Eric was the owner of a tech company that specialized in programming apps and selling them for incredulous prices. He was rich so our dates were classy and expensive. Unlike Luca, he loved to have fun. Every weekend, we had something in our itinerary, and it was awesome. I was finally enjoying the princess era. However, Eric had weird perks. He could always catch me in a white lie. He said things like, "You just lied to me. The way your pupils dilated, and how you looked away betrays you. Now tell me the truth.” Usually, he was right. Also, he was very clingy. He would make sudden, impulsive appearances during girls' night out or request a facetime if I delayed answering the phone. At first, it was fun that he loved being around me, but it slowly began to resemble insecurity and obsession.

When I did not comply with his demands, he would become enraged, cry, and break something and then plead for forgiveness. I allayed his fears by proclaiming that I would never be disloyal or unfaithful, but he did not need to know everything about my life or whereabouts. I had the right to privacy, at least sometimes. He would protest and then give me space and silent treatment. When he returned voluntarily, expensive gifts and care packages followed, and I would become butter in his hands. But Eric was worse than I contemplated.

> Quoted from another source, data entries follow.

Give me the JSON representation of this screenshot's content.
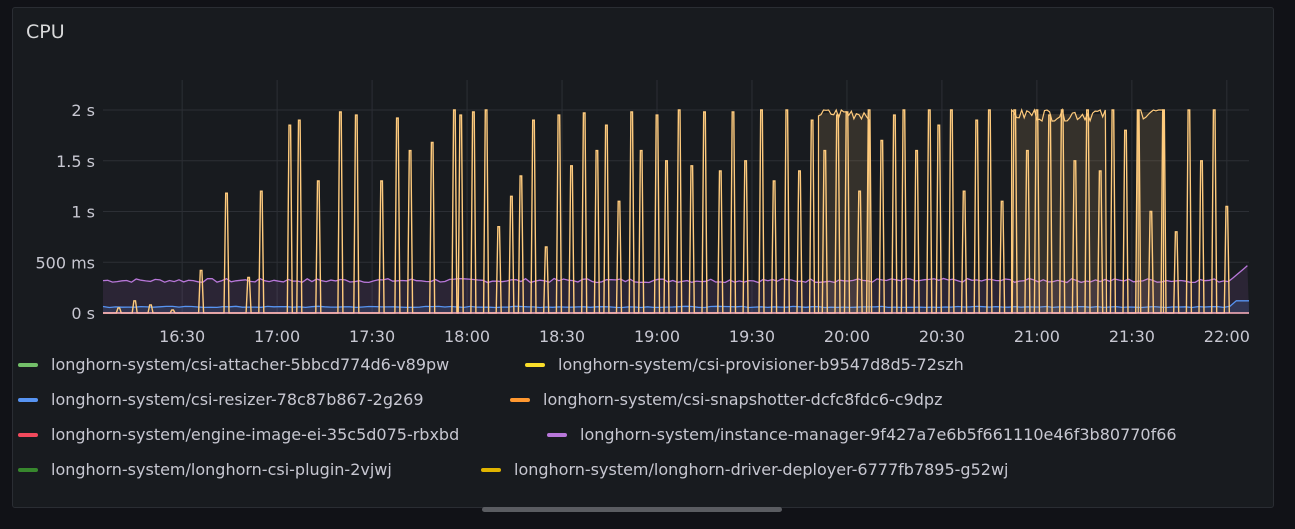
{
  "panel": {
    "title": "CPU"
  },
  "chart_data": {
    "type": "line",
    "title": "CPU",
    "y_ticks": [
      {
        "label": "2 s",
        "value": 2.0
      },
      {
        "label": "1.5 s",
        "value": 1.5
      },
      {
        "label": "1 s",
        "value": 1.0
      },
      {
        "label": "500 ms",
        "value": 0.5
      },
      {
        "label": "0 s",
        "value": 0.0
      }
    ],
    "x_ticks": [
      "16:30",
      "17:00",
      "17:30",
      "18:00",
      "18:30",
      "19:00",
      "19:30",
      "20:00",
      "20:30",
      "21:00",
      "21:30",
      "22:00"
    ],
    "x_range": [
      "16:05",
      "22:07"
    ],
    "ylim": [
      0,
      2.0
    ],
    "grid": true,
    "legend": "bottom",
    "series": [
      {
        "name": "longhorn-system/csi-attacher-5bbcd774d6-v89pw",
        "color": "#73bf69",
        "level": 0.0
      },
      {
        "name": "longhorn-system/csi-provisioner-b9547d8d5-72szh",
        "color": "#fade2a",
        "level": 0.0
      },
      {
        "name": "longhorn-system/csi-resizer-78c87b867-2g269",
        "color": "#5794f2",
        "level": 0.06,
        "end_value": 0.12
      },
      {
        "name": "longhorn-system/csi-snapshotter-dcfc8fdc6-c9dpz",
        "color": "#ff9830",
        "level": 0.0
      },
      {
        "name": "longhorn-system/engine-image-ei-35c5d075-rbxbd",
        "color": "#f2495c",
        "level": 0.0
      },
      {
        "name": "longhorn-system/instance-manager-9f427a7e6b5f661110e46f3b80770f66",
        "color": "#b877d9",
        "level": 0.32,
        "end_value": 0.48
      },
      {
        "name": "longhorn-system/longhorn-csi-plugin-2vjwj",
        "color": "#37872d",
        "level": 0.0
      },
      {
        "name": "longhorn-system/longhorn-driver-deployer-6777fb7895-g52wj",
        "color": "#e0b400",
        "level": 0.0
      }
    ],
    "spiky_series": {
      "name": "longhorn-system/csi-provisioner-b9547d8d5-72szh",
      "color": "#ffcb7d",
      "spikes": [
        [
          "16:10",
          0.05
        ],
        [
          "16:15",
          0.12
        ],
        [
          "16:20",
          0.08
        ],
        [
          "16:27",
          0.03
        ],
        [
          "16:36",
          0.42
        ],
        [
          "16:44",
          1.18
        ],
        [
          "16:51",
          0.35
        ],
        [
          "16:55",
          1.2
        ],
        [
          "17:04",
          1.85
        ],
        [
          "17:07",
          1.9
        ],
        [
          "17:13",
          1.3
        ],
        [
          "17:20",
          1.98
        ],
        [
          "17:25",
          1.95
        ],
        [
          "17:33",
          1.3
        ],
        [
          "17:38",
          1.92
        ],
        [
          "17:42",
          1.6
        ],
        [
          "17:49",
          1.68
        ],
        [
          "17:56",
          2.0
        ],
        [
          "17:58",
          1.95
        ],
        [
          "18:02",
          1.98
        ],
        [
          "18:06",
          2.0
        ],
        [
          "18:10",
          0.85
        ],
        [
          "18:14",
          1.15
        ],
        [
          "18:17",
          1.35
        ],
        [
          "18:21",
          1.9
        ],
        [
          "18:25",
          0.65
        ],
        [
          "18:29",
          1.95
        ],
        [
          "18:33",
          1.45
        ],
        [
          "18:37",
          1.97
        ],
        [
          "18:41",
          1.6
        ],
        [
          "18:44",
          1.85
        ],
        [
          "18:48",
          1.1
        ],
        [
          "18:52",
          1.98
        ],
        [
          "18:55",
          1.6
        ],
        [
          "19:00",
          1.95
        ],
        [
          "19:03",
          1.5
        ],
        [
          "19:07",
          2.0
        ],
        [
          "19:11",
          1.45
        ],
        [
          "19:15",
          1.98
        ],
        [
          "19:20",
          1.4
        ],
        [
          "19:24",
          1.98
        ],
        [
          "19:28",
          1.5
        ],
        [
          "19:33",
          2.0
        ],
        [
          "19:37",
          1.3
        ],
        [
          "19:41",
          2.0
        ],
        [
          "19:45",
          1.4
        ],
        [
          "19:49",
          1.9
        ],
        [
          "19:53",
          1.6
        ],
        [
          "19:57",
          1.95
        ],
        [
          "20:00",
          1.98
        ],
        [
          "20:04",
          1.2
        ],
        [
          "20:07",
          2.0
        ],
        [
          "20:11",
          1.7
        ],
        [
          "20:15",
          1.95
        ],
        [
          "20:18",
          2.0
        ],
        [
          "20:22",
          1.6
        ],
        [
          "20:26",
          2.0
        ],
        [
          "20:29",
          1.85
        ],
        [
          "20:33",
          2.0
        ],
        [
          "20:37",
          1.2
        ],
        [
          "20:41",
          1.9
        ],
        [
          "20:45",
          2.0
        ],
        [
          "20:49",
          1.1
        ],
        [
          "20:53",
          2.0
        ],
        [
          "20:57",
          1.6
        ],
        [
          "21:00",
          2.0
        ],
        [
          "21:04",
          1.95
        ],
        [
          "21:08",
          2.0
        ],
        [
          "21:12",
          1.5
        ],
        [
          "21:16",
          2.0
        ],
        [
          "21:20",
          1.4
        ],
        [
          "21:24",
          2.0
        ],
        [
          "21:28",
          1.8
        ],
        [
          "21:32",
          2.0
        ],
        [
          "21:36",
          1.0
        ],
        [
          "21:40",
          2.0
        ],
        [
          "21:44",
          0.8
        ],
        [
          "21:48",
          2.0
        ],
        [
          "21:52",
          1.5
        ],
        [
          "21:56",
          2.0
        ],
        [
          "22:00",
          1.05
        ]
      ],
      "plateaus": [
        [
          "19:51",
          "20:07",
          1.97
        ],
        [
          "20:52",
          "21:22",
          1.96
        ],
        [
          "21:32",
          "21:40",
          1.98
        ]
      ]
    }
  }
}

I had this crazy inkling, a lingering suspicion that Eric was surveilling my life. Maybe it was something I watched on YouTube, but I needed a second opinion from experts. The results were appalling. Eric had illicitly tapped my phone. I took it a step further and requested that they combed my home. Unfortunately, all the teddies Eric had bought for me had micro-cams within them. Stupefied, I drove to his office and confronted him. He claimed they were precautions for my safety. But it was nothing more than a ruse to assuage his insecurities. I was infuriated. I felt violated, manipulated, and irritated by his actions. It was evinced by the amount of office equipment I destroyed before his security escorted me outside. I wanted to report to the police but a part of me didn’t want to ruin his life. I am still thinking about it.

Inclusive in my rumination was “why do I date guys who are too smart for their own good or for mine?” Maybe I am not a good sapiosexual or the best judge of character. Several months after my sordid encounter, I tried dating someone who was mundane, but our conversations were boring, mentally unstimulating, and tiresome. It did not outlive a month. Then, two days ago, Luca called me. He had been abroad for ages and recently returned to the country. He was heading down south and wanted to catch up for old times' sake. I am thinking about it. Maybe I am the toxic one.